What is your proudest career moment?
My proudest career moment I suppose should be the day in 1986 when On My Honor won a Newbery Honor Award. But though that was the moment that changed my career more than any other, it’s not my proudest.
My proudest was when I was just beginning writing, had finished my first novel and had no idea whether what I was doing had any value at all. I had no one to read it to tell me. So I presented this first manuscript — it was Foster Child—at a writer’s workshop where the Newbery-Award-winning author Maia Wojciechowska read it. She made an announcement telling the entire conference that “Marion Dane Bauer has written a novel called Foster Child, and it’s good! It’s going to be published!”
That’s the moment when I knew for the first time that I could do this thing I wanted so badly to do, and I’ve never been prouder. From that moment on I’ve believed in myself and my work.
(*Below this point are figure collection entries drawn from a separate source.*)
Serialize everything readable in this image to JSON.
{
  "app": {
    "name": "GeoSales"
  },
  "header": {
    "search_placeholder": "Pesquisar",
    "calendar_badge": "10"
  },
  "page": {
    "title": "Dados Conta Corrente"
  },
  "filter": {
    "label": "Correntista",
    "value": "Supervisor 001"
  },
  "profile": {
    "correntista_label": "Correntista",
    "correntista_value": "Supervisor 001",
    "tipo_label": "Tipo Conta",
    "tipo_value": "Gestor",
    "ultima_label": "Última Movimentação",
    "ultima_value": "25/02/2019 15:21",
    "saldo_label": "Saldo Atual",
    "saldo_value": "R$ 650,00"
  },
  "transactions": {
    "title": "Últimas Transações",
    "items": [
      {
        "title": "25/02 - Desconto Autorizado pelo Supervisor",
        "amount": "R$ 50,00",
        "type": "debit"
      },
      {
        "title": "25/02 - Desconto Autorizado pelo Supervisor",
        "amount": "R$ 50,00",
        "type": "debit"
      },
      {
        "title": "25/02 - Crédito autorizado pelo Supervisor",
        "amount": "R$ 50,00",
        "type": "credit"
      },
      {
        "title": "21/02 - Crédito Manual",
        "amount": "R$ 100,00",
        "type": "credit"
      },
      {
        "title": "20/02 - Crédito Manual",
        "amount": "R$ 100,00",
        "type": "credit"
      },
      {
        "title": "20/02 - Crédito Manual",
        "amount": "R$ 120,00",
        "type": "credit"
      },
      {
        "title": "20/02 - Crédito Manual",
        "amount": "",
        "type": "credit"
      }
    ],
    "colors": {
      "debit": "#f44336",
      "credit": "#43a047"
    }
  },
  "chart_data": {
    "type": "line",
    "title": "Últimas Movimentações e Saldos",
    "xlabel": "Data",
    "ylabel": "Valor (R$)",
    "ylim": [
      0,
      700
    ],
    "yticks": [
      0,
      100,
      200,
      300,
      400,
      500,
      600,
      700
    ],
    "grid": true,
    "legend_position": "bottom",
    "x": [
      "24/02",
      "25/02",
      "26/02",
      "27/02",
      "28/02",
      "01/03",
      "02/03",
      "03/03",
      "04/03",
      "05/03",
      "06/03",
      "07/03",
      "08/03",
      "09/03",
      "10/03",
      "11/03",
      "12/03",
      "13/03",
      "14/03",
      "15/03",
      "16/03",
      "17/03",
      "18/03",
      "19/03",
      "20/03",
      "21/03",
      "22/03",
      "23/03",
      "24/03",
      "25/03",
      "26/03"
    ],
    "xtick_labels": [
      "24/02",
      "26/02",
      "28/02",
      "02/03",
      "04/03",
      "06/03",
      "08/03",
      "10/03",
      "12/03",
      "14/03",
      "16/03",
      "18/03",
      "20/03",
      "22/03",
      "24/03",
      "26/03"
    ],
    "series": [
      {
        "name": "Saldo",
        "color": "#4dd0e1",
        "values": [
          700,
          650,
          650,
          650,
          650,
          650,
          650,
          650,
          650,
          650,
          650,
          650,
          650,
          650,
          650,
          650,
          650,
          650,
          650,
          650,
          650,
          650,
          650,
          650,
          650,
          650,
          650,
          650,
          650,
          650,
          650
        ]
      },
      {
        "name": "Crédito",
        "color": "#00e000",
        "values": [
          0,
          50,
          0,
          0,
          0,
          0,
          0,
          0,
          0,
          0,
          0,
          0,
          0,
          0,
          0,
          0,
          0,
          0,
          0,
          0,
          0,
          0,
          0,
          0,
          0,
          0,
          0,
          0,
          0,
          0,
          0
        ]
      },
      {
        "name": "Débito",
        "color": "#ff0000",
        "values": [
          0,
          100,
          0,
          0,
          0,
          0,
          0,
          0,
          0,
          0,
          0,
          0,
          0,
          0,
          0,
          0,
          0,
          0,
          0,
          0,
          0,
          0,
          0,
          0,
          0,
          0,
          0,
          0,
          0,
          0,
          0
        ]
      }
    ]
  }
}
Describe your favorite pair of pajamas ever
They were newly made, pink with cheerful kittens all over them, and they were coordinated with pajamas made new for my identical-twin friends, Betty and Beverly. Their grandmother had made the pajamas for the three of us and finished them just in time for an overnight together. The only problem—and this is what makes the pajamas particularly memorable—was that their grandmother’s sight was no longer very good, and she simply sewed all the straight pins into the seams and left them there. We spent the whole night, all three of us in the same double bed, saying “Ouch!” every time we moved and pulling out more pins.
What’s the bravest thing you’ve ever done?
No question . . . having children was the bravest thing I’ve ever done and, as well, as being the thing I’m most grateful I did. I didn’t have children because I was consciously brave but because I had no way of knowing what lay ahead, all the difficulties, all the joys. When you have a child you connect yourself to another human being—a complete stranger—for the rest of your two lives. No divorce possible. And that, if you stop to think about it, is really scary! Fortunately, few of us stop to think those thoughts before we bring a child into our lives.
What’s the first book you remember reading?
I’ve forgotten the title and have no idea who the author was, but I can still see the fuzzy pink lamb on the pale blue cover. It was a story of a lamb with pettable pink fuzz who got lost and couldn’t find his mother. Things got so bad that on one turn of the page lightning cracked in the sky and rain fell and the pettable pink fuzz went away entirely. All the colors went away, too. That whole spread was done in grays. I remember touching the smooth gray lamb again and again, wanting to bring the pink fuzz back. Of course, another turn of the page brought everything back and the lamb’s fuzzy, pink glory. The lamb’s mother came back, too. Such a surprising and satisfying ending!
What TV show can’t you turn off?
I seldom watch TV, but I’ll admit to being in love with Downton Abbey. When an hour’s show ends, I always want more!
What a great “proudest moment” Marion! And no wonder those pajamas were so memorable. Ouch! If you haven’t done so yet, I hope you use that pajama idea in a story sometime!